Publié le 20 Décembre 2011

 

http://culture509.files.wordpress.com/2011/12/soukar.jpgHaïti: L'écrivain Michel Soukar va-t-il clore l'année 2011 - qui a vu décerner quelques prix littéraires à des auteurs haïtiens comme Lyonel Trouillot (Prix du Roman Métis), Joël Des Rosiers (Prix du Québec), Marvin Victor (Prix de la Société des gens de lettres) sans recevoir aucun prix ? 

L'Association des écrivains de langue française (Adelf) vient de lui attribuer la mention spéciale pour son roman historique, « Cora Geffrard », paru chez Mémoire d'Encrier. Il accueille cette distinction littéraire comme « un encouragement à poursuivre dans la veine des romans historiques, d'explorer l'histoire du pays, de fouiller la psychologie de ses personnages shakespeariens, absurdes ». 
« Ce qui m'intéresse, explique-t-il, est d'utiliser le roman pour reconstituer des périodes précises d'histoire du pays, de faire découvrir ou redécouvrir des personnages connus ou méconnus. Bref, un puzzle historique. » Cet historien, chroniqueur d'émissions radiophoniques sur l'histoire et conférencier, a d'autres oeuvres s'inscrivant dans la même veine telles que « L'âge du tigre » - un roman sur la période historique dominée par Nord Alexis, Anténor Firmin et le firminisme. « Il y en a un qui doit paraître le 1er trimestre de 2012 et l'autre à la fin de la même année. Ils portent tous sur des tranches d'histoire d'Haïti aux XIXe et XXe siècles et les personnages de l'histoire », annonce-t-il. 

Michel Soukar révèle dans le large lectorat son manque d'intérêt pour les ouvrages d'histoire, des « textes arides » auxquels s'intéressent surtout « des mordus ». Suite à cette constatation, ce passionné de l'histoire dit recourir au roman « pour reconstituer des périodes précises d'histoire, pour faire découvrir ou redécouvrir des personnages connus ou méconnus ». 
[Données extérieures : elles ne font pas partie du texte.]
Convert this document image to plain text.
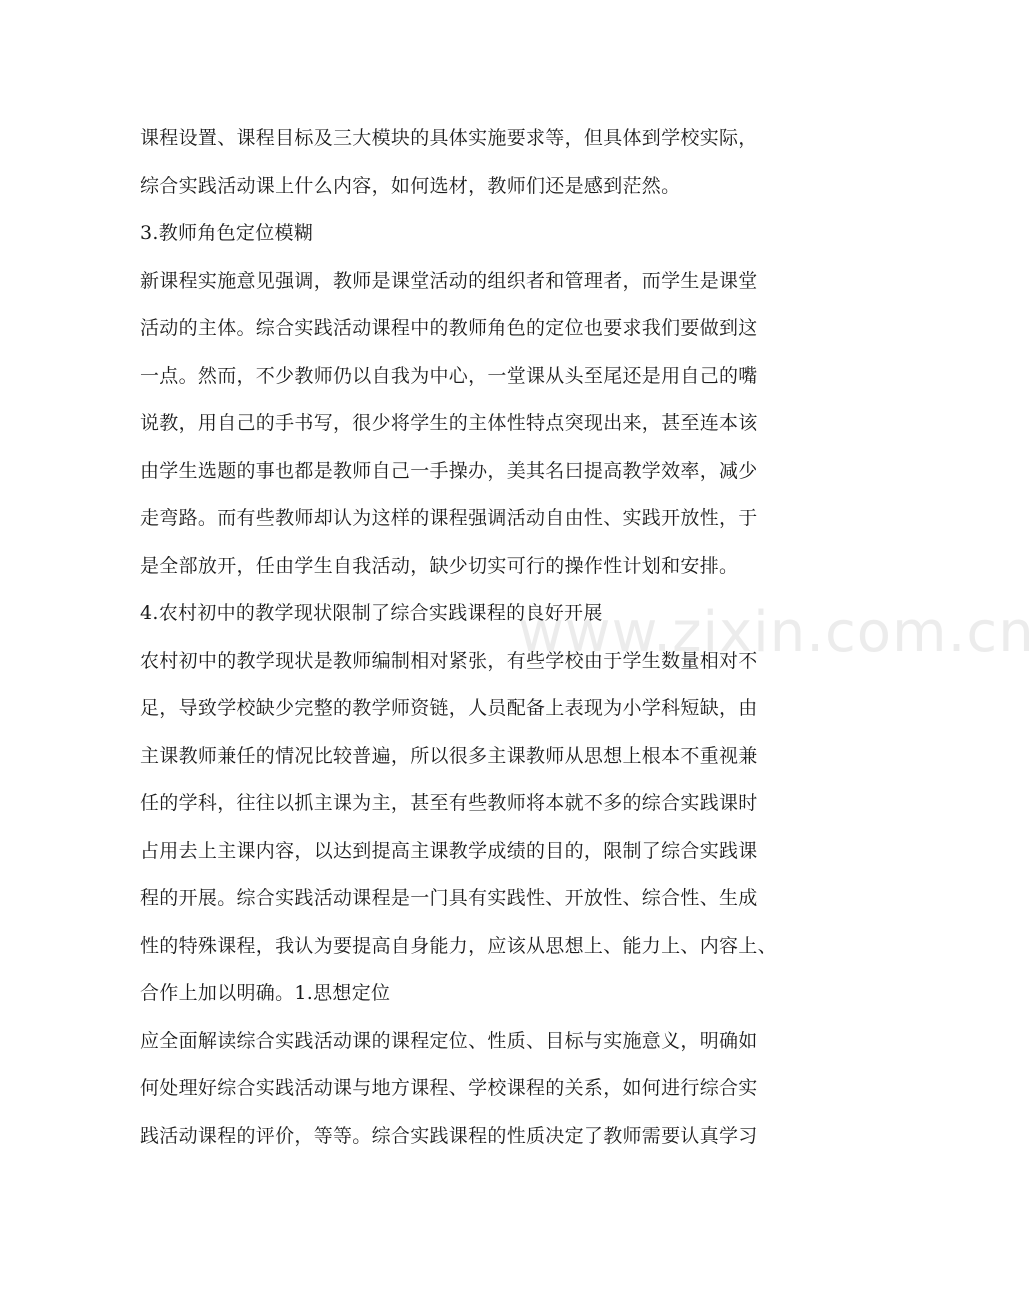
课程设置、课程目标及三大模块的具体实施要求等，但具体到学校实际，
综合实践活动课上什么内容，如何选材，教师们还是感到茫然。
3.教师角色定位模糊
新课程实施意见强调，教师是课堂活动的组织者和管理者，而学生是课堂
活动的主体。综合实践活动课程中的教师角色的定位也要求我们要做到这
一点。然而，不少教师仍以自我为中心，一堂课从头至尾还是用自己的嘴
说教，用自己的手书写，很少将学生的主体性特点突现出来，甚至连本该
由学生选题的事也都是教师自己一手操办，美其名曰提高教学效率，减少
走弯路。而有些教师却认为这样的课程强调活动自由性、实践开放性，于
是全部放开，任由学生自我活动，缺少切实可行的操作性计划和安排。
4.农村初中的教学现状限制了综合实践课程的良好开展
农村初中的教学现状是教师编制相对紧张，有些学校由于学生数量相对不
足，导致学校缺少完整的教学师资链，人员配备上表现为小学科短缺，由
主课教师兼任的情况比较普遍，所以很多主课教师从思想上根本不重视兼
任的学科，往往以抓主课为主，甚至有些教师将本就不多的综合实践课时
占用去上主课内容，以达到提高主课教学成绩的目的，限制了综合实践课
程的开展。综合实践活动课程是一门具有实践性、开放性、综合性、生成
性的特殊课程，我认为要提高自身能力，应该从思想上、能力上、内容上、
合作上加以明确。1.思想定位
应全面解读综合实践活动课的课程定位、性质、目标与实施意义，明确如
何处理好综合实践活动课与地方课程、学校课程的关系，如何进行综合实
践活动课程的评价，等等。综合实践课程的性质决定了教师需要认真学习
www.zixin.com.cn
Inspiré d'une tranche d'histoire haïtienne de la moitie du XIXe siècle, « Cora Geffrard » raconte l'aventure de la fille chérie du président Fabre Nicolas Geffrard, assassinée dans des conditions non élucidées. Mais l'auteur se propose de lever le voile de cette zone d'ombre : qui sont les assassins de la princesse du président ? Michel Soukar se réfère à ses connaissances en histoire pour s'ériger en peintre d'une fresque historique. L'auteur donne à voir et à lire avec émotion une époque tumultueuse, des pratiques politiciennes faites de trahison, de jalousie, de luttes fratricides... Le tout se lit « dans une écriture fluide, puissante et lumineuse ».

Le récit tient le lecteur en haleine, le rend prisonnier de ses suspenses qui l'accrochent à chaque page de ce roman où se marient avec fascination réalité (historique) et fiction. Celle-ci apparaît tant au niveau des dialogues qu'à celui de la chronologie. 

Michel Soukar est le deuxième auteur haïtien à se voir récompensé par l'Adelf, après l'écrivain et poète Emmelie Prophète pour son récit, « Le Testament des solitudes », publié chez le même éditeur. La cérémonie de remise du 24e prix littéraire des Caraïbes (remporté par Emmanuel Goujon, pour « Imperméable », éditions Vents d'ailleurs) aura lieu en mai 2012.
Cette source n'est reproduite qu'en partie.